The toys in these baskets are teacher tools, and NOT for free play. The children can be encouraged to design their own baskets and things to hide if they want to do this on their own. So having extra bags and baskets and small items that can be used in multiple ways can be a good idea for the children to take the activity idea into their own play. it also means that there is no/little risk that the activity items get lost.
These extra baskets/bags/boxes of 5 and/or 10 items can be provided and used by the children for free play. The children could use them for hide and seek games themselves, or other counting games.
An outdoor set could be rubber ducks in baskets. These ducks can be used in the children’s own free play version of this game, as well as for other play, a circle of ducks, a square of ducks, a line of ducks, telling duck stories/small world play.

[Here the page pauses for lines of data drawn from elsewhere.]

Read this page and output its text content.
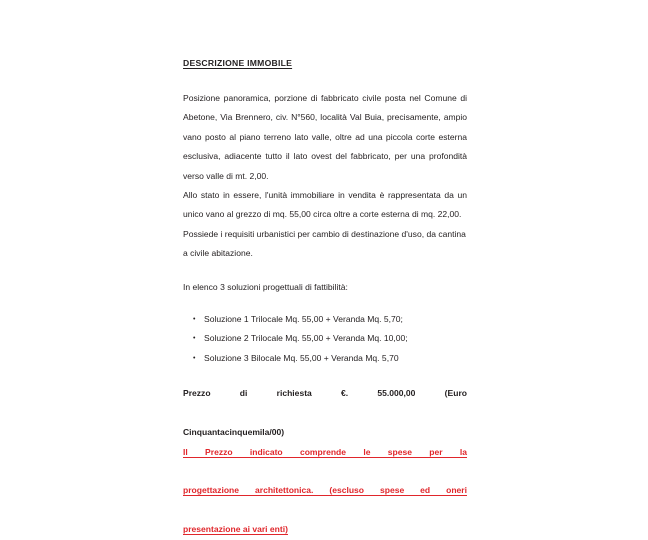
DESCRIZIONE IMMOBILE

Posizione panoramica, porzione di fabbricato civile posta nel Comune di Abetone, Via Brennero, civ. N°560, località Val Buia, precisamente, ampio vano posto al piano terreno lato valle, oltre ad una piccola corte esterna esclusiva, adiacente tutto il lato ovest del fabbricato, per una profondità verso valle di mt. 2,00.

Allo stato in essere, l'unità immobiliare in vendita è rappresentata da un unico vano al grezzo di mq. 55,00 circa oltre a corte esterna di mq. 22,00.

Possiede i requisiti urbanistici per cambio di destinazione d'uso, da cantina a civile abitazione.

In elenco 3 soluzioni progettuali di fattibilità:

• Soluzione 1 Trilocale Mq. 55,00 + Veranda Mq. 5,70;
• Soluzione 2 Trilocale Mq. 55,00 + Veranda Mq. 10,00;
• Soluzione 3 Bilocale Mq. 55,00 + Veranda Mq. 5,70

Prezzo di richiesta €. 55.000,00 (Euro
Cinquantacinquemila/00)

Il Prezzo indicato comprende le spese per laprogettazione architettonica. (escluso spese ed oneri
presentazione ai vari enti)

If they are different colours they can be made into patterns, ie a basket of yellow ducks, a basket of blue ducks etc. Or by size.
Other animals can be used instead of ducks that will withstand wet weather if used outside.
By having resources in boxes/baskets of ten it can also encourage children to think mathematically while tidying up. Although I would not encourage all resources to be arranged in this way, just some of them.
in this outdoor session 10 oranges were hidden in the forest for the children to find. This was connected to a storybook by Elsa Beskow called the Sun Egg about an orange that was accidentally dropped in the forest and was mistaken for the sun's egg.
Two baskets were provided as a way to collect the found oranges and aid mathematical thinking - counting, addition, subtraction (to work out how many were left to find). Afterwards the children were free to play the game themselves and develop it. We did though suggest just 5 oranges as remembering where they hid them was not always easy.